The question is: why should a homologically trivial embedded sphere in a simply connected (not necessarily compact) 3 manifold M bound a compact 3 manifold embedded in M?
I had this problem reading the first part of the proof of proposition 3.10 in "hatcher on 3 manifolds topology", available here: http://www.math.cornell.edu/~hatcher/3M/3M.pdf page 52
Warning! I don't know if the simple connectedness is necessary. Better is read directly from the link!
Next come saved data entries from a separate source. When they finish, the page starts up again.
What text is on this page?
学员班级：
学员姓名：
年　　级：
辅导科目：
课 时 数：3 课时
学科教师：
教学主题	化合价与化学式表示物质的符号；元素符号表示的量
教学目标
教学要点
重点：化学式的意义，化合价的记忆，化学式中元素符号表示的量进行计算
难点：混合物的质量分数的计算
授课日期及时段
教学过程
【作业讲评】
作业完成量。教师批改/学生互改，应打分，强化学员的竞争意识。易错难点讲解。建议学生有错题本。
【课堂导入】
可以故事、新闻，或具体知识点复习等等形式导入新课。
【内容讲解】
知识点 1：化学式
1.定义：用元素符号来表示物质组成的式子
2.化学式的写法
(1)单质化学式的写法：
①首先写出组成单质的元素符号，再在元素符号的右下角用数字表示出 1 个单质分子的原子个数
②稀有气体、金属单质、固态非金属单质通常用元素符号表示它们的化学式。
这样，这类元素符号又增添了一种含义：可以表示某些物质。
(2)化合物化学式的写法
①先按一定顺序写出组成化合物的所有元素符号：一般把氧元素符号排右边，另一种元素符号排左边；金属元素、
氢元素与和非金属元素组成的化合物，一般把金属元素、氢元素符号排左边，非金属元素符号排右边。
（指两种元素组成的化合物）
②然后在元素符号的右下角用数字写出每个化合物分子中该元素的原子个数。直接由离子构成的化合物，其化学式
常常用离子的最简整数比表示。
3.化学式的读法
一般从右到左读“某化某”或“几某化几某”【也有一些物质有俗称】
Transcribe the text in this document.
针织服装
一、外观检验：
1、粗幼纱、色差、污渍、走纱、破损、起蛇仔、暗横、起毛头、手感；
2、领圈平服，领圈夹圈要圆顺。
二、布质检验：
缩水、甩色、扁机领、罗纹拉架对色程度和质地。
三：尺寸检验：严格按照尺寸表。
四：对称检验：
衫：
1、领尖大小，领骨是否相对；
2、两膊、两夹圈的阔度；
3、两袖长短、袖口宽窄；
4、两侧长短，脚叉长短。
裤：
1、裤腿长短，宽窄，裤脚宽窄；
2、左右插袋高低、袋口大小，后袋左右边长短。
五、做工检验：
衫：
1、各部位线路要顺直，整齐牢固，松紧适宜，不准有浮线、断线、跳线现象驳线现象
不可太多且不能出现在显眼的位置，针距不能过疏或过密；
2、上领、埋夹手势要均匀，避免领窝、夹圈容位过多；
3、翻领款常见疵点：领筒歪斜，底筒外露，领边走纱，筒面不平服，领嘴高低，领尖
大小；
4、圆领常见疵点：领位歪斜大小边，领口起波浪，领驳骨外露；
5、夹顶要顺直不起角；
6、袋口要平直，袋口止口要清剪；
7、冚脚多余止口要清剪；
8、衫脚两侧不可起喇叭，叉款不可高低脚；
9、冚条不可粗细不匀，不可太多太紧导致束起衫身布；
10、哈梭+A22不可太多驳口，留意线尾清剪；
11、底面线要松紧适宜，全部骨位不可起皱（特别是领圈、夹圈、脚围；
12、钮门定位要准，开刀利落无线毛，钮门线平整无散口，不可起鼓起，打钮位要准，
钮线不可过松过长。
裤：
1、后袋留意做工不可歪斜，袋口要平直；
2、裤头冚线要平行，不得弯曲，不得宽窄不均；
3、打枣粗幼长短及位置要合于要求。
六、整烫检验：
Here's an argument that I can see. There may be an easier method. There is an intersection pairing on compact oriented manifolds: $$H_p(M)\otimes H_{n-p}(M,\partial M)\to \mathbb Z$$ and a similar pairing for unoriented manifolds: $$H_p(M;\mathbb Z_2)\otimes H_{n-p}(M,\partial M;\mathbb Z_2)\to \mathbb Z_2.$$ These can be described by looking at the algebraic intersection number of representatives of the homology classes. In particular, if you can ever find two manifolds that intersect transversely in a single point, then both represent nontrivial homology classes. Therefore, assuming $M$ is a compact manifold for the time being, if there is a homologically trivial embedded sphere, it must separate $M$ into two pieces (else it meets a circle in a point) and it cannot separate boundary components (else it meets an arc from the boundary to itself in one point.) So it is the boundary of the part of $M$ that it separates off with no boundary components. Okay, so this proves the case for $M$ compact with boundary. Suppose now that $M$ is not compact. Then the homologically zero sphere bounds some singular chain in $M$, which is compact. Now take a tame neighborhood of this singular chain. (That is, take a small neighborhood that has a well-defined 2-dimensional boundary.) Now apply the previous argument to this new manifold.